SCAs are subclassified into two subtypes: SCA type 1 and type 2. The former resemble the densely granulated FCA presenting with Cushing’s disease and show intense ACTH immunoreactivity. On the other hand, type 2 SCAs resemble the uncommon chromophobic corticotroph adenomas (sparsely-granulated corticotroph adenomas) and show weak ACTH immunoreactivity. Both subtypes are positive for Tpit and express the POMC gene and its splicing products [1, 10]. We interpret the results as indicating that the 32 ACTH-negative and Tpit-positive adenomas represent type 2 SCA with low POMC expression.

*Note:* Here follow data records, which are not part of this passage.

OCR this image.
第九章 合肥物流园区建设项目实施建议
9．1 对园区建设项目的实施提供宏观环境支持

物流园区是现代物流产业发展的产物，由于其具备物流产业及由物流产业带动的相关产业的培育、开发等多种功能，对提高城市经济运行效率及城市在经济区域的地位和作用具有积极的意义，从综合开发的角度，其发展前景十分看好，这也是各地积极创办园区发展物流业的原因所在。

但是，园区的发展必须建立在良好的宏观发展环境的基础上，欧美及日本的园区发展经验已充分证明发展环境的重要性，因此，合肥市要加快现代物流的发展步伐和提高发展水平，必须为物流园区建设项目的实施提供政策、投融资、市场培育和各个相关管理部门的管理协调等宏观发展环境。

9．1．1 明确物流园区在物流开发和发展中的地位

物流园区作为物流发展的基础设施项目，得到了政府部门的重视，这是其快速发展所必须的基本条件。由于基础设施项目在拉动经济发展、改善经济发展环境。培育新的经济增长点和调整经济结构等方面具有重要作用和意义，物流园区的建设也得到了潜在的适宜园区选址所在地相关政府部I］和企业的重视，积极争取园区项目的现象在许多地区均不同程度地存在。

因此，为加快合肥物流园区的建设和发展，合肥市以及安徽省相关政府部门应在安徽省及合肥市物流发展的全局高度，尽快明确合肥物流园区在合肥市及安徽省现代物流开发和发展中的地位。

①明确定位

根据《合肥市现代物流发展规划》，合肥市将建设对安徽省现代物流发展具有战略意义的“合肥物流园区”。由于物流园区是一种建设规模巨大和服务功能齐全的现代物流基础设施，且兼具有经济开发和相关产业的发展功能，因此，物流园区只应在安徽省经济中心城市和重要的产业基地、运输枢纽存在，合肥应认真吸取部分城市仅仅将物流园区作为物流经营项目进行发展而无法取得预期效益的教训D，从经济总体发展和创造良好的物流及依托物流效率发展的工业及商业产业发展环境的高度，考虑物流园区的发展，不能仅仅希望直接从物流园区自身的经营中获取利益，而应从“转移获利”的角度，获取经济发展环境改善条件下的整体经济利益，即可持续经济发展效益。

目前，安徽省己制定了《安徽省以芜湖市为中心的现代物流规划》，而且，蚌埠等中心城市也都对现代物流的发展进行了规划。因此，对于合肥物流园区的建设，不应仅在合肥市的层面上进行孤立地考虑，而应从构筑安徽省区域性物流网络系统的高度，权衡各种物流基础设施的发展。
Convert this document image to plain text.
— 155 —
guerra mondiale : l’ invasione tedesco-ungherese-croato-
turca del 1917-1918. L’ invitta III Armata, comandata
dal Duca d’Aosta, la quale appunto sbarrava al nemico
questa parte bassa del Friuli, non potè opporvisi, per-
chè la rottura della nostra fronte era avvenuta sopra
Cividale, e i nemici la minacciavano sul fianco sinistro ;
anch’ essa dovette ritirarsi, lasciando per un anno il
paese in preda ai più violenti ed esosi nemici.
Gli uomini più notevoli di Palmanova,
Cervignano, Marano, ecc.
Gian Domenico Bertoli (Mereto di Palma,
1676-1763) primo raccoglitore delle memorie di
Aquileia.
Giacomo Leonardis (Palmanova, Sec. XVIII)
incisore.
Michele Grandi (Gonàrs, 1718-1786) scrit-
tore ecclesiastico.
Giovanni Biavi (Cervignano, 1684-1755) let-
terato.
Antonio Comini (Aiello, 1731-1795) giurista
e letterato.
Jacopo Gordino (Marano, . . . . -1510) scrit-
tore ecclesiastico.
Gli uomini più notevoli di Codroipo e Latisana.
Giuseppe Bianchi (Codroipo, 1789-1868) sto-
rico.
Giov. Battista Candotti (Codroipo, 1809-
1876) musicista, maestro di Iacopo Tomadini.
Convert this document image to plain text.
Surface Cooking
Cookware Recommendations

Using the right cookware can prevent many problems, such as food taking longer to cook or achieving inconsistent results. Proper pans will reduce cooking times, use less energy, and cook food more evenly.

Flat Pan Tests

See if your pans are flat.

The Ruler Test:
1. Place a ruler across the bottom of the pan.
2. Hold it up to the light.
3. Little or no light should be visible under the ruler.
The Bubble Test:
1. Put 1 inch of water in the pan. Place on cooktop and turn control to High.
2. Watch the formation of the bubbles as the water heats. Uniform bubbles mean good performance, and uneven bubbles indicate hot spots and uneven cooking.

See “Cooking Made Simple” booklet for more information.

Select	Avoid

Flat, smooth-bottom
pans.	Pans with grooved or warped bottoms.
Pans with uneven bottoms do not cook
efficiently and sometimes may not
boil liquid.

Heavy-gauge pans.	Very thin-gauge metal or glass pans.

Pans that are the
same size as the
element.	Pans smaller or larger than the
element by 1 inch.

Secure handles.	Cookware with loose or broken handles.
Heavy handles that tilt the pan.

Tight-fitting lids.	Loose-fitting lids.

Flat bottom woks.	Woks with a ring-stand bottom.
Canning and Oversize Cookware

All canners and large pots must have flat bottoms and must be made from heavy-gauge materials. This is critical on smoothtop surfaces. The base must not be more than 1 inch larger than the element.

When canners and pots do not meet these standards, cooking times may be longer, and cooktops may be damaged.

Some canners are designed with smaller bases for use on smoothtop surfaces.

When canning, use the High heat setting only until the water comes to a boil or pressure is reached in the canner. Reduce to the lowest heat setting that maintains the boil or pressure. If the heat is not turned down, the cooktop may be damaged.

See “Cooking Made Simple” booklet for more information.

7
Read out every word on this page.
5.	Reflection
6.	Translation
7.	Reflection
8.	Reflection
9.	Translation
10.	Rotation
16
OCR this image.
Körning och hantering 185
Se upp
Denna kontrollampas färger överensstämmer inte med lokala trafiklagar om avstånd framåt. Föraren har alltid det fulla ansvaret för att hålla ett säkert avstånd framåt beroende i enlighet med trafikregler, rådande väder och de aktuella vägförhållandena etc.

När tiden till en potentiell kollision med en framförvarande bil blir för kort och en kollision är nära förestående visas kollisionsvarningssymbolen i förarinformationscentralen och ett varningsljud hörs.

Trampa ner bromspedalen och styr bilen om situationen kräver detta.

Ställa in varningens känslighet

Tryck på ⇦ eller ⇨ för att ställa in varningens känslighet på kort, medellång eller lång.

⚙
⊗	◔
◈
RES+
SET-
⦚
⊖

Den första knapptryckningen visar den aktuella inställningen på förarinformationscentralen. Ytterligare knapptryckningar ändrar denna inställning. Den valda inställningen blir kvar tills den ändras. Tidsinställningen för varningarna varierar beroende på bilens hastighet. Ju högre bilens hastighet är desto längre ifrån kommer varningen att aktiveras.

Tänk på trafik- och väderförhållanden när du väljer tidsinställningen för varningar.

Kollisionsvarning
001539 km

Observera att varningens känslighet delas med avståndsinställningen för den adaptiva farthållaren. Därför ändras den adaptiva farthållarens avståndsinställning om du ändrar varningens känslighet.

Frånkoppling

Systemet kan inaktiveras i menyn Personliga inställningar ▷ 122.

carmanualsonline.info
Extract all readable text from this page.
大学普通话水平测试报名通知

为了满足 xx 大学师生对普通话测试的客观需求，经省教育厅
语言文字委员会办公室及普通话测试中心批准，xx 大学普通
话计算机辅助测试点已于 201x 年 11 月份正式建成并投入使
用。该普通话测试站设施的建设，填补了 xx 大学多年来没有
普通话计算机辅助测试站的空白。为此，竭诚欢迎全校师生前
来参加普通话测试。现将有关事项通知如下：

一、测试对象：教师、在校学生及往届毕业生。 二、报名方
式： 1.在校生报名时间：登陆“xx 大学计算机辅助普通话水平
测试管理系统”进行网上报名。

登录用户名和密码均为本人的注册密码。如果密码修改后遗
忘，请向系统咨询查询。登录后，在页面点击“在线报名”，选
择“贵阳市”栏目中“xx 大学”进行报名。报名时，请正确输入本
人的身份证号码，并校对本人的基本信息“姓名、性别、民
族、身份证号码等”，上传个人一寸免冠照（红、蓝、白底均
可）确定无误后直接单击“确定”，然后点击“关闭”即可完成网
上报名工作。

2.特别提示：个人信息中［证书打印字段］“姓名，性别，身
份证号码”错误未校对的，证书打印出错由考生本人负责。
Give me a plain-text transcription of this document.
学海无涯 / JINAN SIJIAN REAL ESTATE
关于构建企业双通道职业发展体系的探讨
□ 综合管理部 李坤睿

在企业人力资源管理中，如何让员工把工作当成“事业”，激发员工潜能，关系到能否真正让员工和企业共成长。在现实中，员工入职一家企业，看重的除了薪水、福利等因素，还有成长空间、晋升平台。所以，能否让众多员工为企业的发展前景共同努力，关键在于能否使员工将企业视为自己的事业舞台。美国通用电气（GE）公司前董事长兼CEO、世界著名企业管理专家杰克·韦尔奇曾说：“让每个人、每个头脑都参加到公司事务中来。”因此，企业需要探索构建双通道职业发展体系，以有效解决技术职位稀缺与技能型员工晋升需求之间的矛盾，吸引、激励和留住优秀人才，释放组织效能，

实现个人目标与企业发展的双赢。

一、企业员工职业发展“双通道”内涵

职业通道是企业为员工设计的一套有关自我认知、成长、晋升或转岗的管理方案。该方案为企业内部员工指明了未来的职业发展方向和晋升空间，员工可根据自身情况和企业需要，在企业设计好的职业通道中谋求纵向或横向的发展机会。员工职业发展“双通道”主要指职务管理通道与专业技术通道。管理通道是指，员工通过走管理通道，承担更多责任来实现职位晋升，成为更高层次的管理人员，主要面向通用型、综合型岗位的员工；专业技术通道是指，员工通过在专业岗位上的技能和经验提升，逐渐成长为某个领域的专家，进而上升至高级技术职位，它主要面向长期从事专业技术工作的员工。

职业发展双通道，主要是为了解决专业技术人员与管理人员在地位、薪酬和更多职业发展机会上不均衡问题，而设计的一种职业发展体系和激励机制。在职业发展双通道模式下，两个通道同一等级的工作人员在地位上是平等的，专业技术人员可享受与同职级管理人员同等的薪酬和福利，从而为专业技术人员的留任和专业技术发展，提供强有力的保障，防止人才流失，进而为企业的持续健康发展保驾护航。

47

Importantly, our results indicate that the actual frequency of SCAs in NFAs is higher than previously estimated (16.1 % in the present study). Furthermore, immunohistochemistry for ACTH is insufficient to detect SCA, whereas assessment of Tpit expression is required for the accurate diagnosis.

Silent pituitary adenomas of corticotroph origin (SCAs) and those with Pit-1 positivity, indicating differentiation into the somatomammothyrotroph family (silent GH/prolactin/TSH-lineage adenomas), behave more aggressively than GAs. In general, giant adenomas, marked CSI, and lobulated suprasellar configuration represent tumors that tend to be resistance to surgical cure and are often associated with recurrence, indicating aggressiveness [2, 25]. These MRI features were significantly more common in patients with SCAs and silent GH/prolactin/TSH-lineage adenomas compared with those with GAs in the present study and our previous study as well [2, 22]. Approximately one fourth of NFAs belonged to these groups in the present study: SCAs and silent GH/prolactin/TSH-lineage adenomas consisted of 16.7 and 9.3 % of NFAs, respectively.

Our results indicate that in addition to the MIB-1 index, it is very important to achieve a correct histological diagnosis to predict prognosis and to aid in the decision regarding a role for adjuvant radiation therapy after surgery in patients with NFAs [1, 8, 10]. Our data indicate the limitations of achieving accurate classification of NFAs using hormone immunohistochemistry alone. We conclude that immunohistochemistry for pituitary transcription factors has a complementary role in obtaining an accurate diagnosis, particularly in hormone-negative pituitary adenomas.